O Globo, n. 32049, 06/05/2021. País, p.6

 

 

 

Teich diz que se demitiu após pressão por cloroquina

 

 

Ex-ministro confirmou à CPI que deixou o cargo por divergências com Bolsonaro sobre tratamento sem comprovação

 

JULIA LINDNER, NATÁLIA PORTINARI E ANDRÉ DE SOUZA

opais@oglobo.com.br

 

O ex-ministro da Saúde Nelson Teich afirmou em seu depoimento na CPI da Covid que pediu demissão do cargo devido à pressão do governo pela utilização de medicamentos sem embasamento científico no tratamento da Covid-19, com destaque para cloroquina. O médico afirmou que a saída da pasta apenas 29 dias após assumi-la ocorreu quando percebeu que não teria autonomia nem liberdade para atuar no combate à pandemia.

A pressão pelo governo federal, especialmente pelo presidente Jair Bolsonaro, para que técnicos endossassem o uso de medicamentos sem eficácia comprovada é um dos alvos de investigação da comissão.

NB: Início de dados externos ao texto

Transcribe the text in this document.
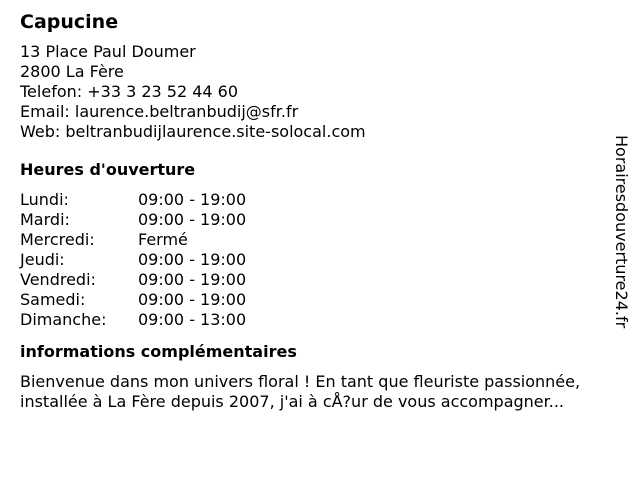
Capucine
13 Place Paul Doumer
2800 La Fère
Telefon: +33 3 23 52 44 60
Email: laurence.beltranbudij@sfr.fr
Web: beltranbudijlaurence.site-solocal.com
Heures d'ouverture
Lundi:	09:00 - 19:00
Mardi:	09:00 - 19:00
Mercredi:	Fermé
Jeudi:	09:00 - 19:00
Vendredi:	09:00 - 19:00
Samedi:	09:00 - 19:00
Dimanche:	09:00 - 13:00
informations complémentaires
Bienvenue dans mon univers floral ! En tant que fleuriste passionnée,
installée à La Fère depuis 2007, j'ai à cÅ?ur de vous accompagner...
Horairesdouverture24.fr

Teich lembrou que a defesa da cloroquina por Bolsonaro teve aval de integrantes do Conselho Federal de Medicina:

— Essa falta de autonomia ficou mais evidente em razão das divergências com o governo quanto à eficácia e extensão da cloroquina no tratamento de Covid-19. Enquanto minha convicção pessoal, baseada em estudos, era de que naquele momento não existia eficácia para liberar, havia um entendimento diferente do presidente, que era amparado por outros profissionais, até pelo Conselho Federal de Medicina. Isso foi o que motivou minha saída. Sem liberdade de conduzir o ministério conforme minhas convicções, decidi deixar o cargo.

Teich disse ainda em resposta ao relator Renan Calheiros (MDB-AL) que não participou de decisões nem foi consultado sobre a produção de cloroquina pelo Exército na sua gestão e que o uso de medicamento pelo Ministério da Saúde “é uma conduta inadequada”.

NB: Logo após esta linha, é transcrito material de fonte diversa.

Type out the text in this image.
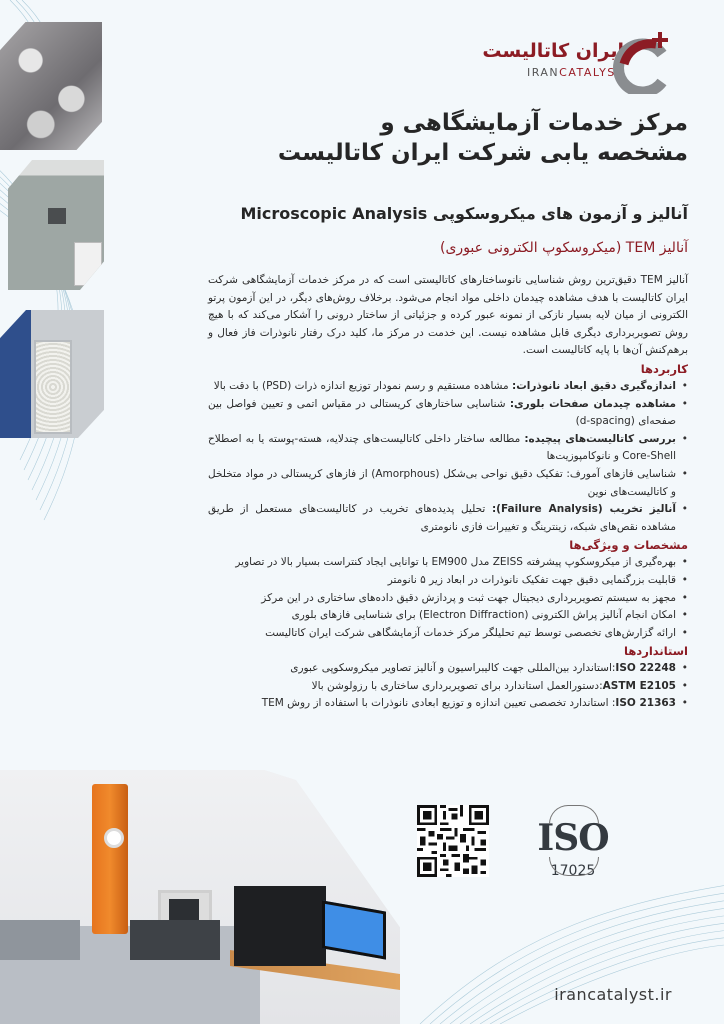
ایران کاتالیست
IRANCATALYST
مرکز خدمات آزمایشگاهی و
مشخصه یابی شرکت ایران کاتالیست
آنالیز و آزمون های میکروسکوپی Microscopic Analysis
آنالیز TEM (میکروسکوپ الکترونی عبوری)

آنالیز TEM دقیق‌ترین روش شناسایی نانوساختارهای کاتالیستی است که در مرکز خدمات آزمایشگاهی شرکت ایران کاتالیست با هدف مشاهده چیدمان داخلی مواد انجام می‌شود. برخلاف روش‌های دیگر، در این آزمون پرتو الکترونی از میان لایه بسیار نازکی از نمونه عبور کرده و جزئیاتی از ساختار درونی را آشکار می‌کند که با هیچ روش تصویربرداری دیگری قابل مشاهده نیست. این خدمت در مرکز ما، کلید درک رفتار نانوذرات فاز فعال و برهم‌کنش آن‌ها با پایه کاتالیست است.

کاربردها

• اندازه‌گیری دقیق ابعاد نانوذرات: مشاهده مستقیم و رسم نمودار توزیع اندازه ذرات (PSD) با دقت بالا
• مشاهده چیدمان صفحات بلوری: شناسایی ساختارهای کریستالی در مقیاس اتمی و تعیین فواصل بین صفحه‌ای (d-spacing)
• بررسی کاتالیست‌های پیچیده: مطالعه ساختار داخلی کاتالیست‌های چندلایه، هسته-پوسته یا به اصطلاح Core-Shell و نانوکامپوزیت‌ها
• شناسایی فازهای آمورف: تفکیک دقیق نواحی بی‌شکل (Amorphous) از فازهای کریستالی در مواد متخلخل و کاتالیست‌های نوین
• آنالیز تخریب (Failure Analysis): تحلیل پدیده‌های تخریب در کاتالیست‌های مستعمل از طریق مشاهده نقص‌های شبکه، زینترینگ و تغییرات فازی نانومتری

مشخصات و ویژگی‌ها

• بهره‌گیری از میکروسکوپ پیشرفته ZEISS مدل EM900 با توانایی ایجاد کنتراست بسیار بالا در تصاویر
• قابلیت بزرگنمایی دقیق جهت تفکیک نانوذرات در ابعاد زیر ۵ نانومتر
• مجهز به سیستم تصویربرداری دیجیتال جهت ثبت و پردازش دقیق داده‌های ساختاری در این مرکز
• امکان انجام آنالیز پراش الکترونی (Electron Diffraction) برای شناسایی فازهای بلوری
• ارائه گزارش‌های تخصصی توسط تیم تحلیلگر مرکز خدمات آزمایشگاهی شرکت ایران کاتالیست

استانداردها

• ISO 22248:استاندارد بین‌المللی جهت کالیبراسیون و آنالیز تصاویر میکروسکوپی عبوری
• ASTM E2105:دستورالعمل استاندارد برای تصویربرداری ساختاری با رزولوشن بالا
• ISO 21363: استاندارد تخصصی تعیین اندازه و توزیع ابعادی نانوذرات با استفاده از روش TEM
ISO
17025
irancatalyst.ir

O ex-ministro disse que havia uma preocupação do “uso indevido” de medicamentos em geral, não apenas da cloroquina.

—(A cloroquina) é um medicamento que tem efeitos colaterais. Essencialmente, era a preocupação do uso indevido. Isso vale não para a cloroquina, mas para qualquer medicamento.

 

AVAL DO CONSELHO

Teich contou que a única questão que gerava discussão era a cloroquina. De acordo com ele, o seu pedido de demissão ocorreu justamente pelo pedido de ampliação do uso do medicamento. O exministro avalia que, embora tenha sido um ponto específico, “isso refletia uma falta de autonomia” no Ministério.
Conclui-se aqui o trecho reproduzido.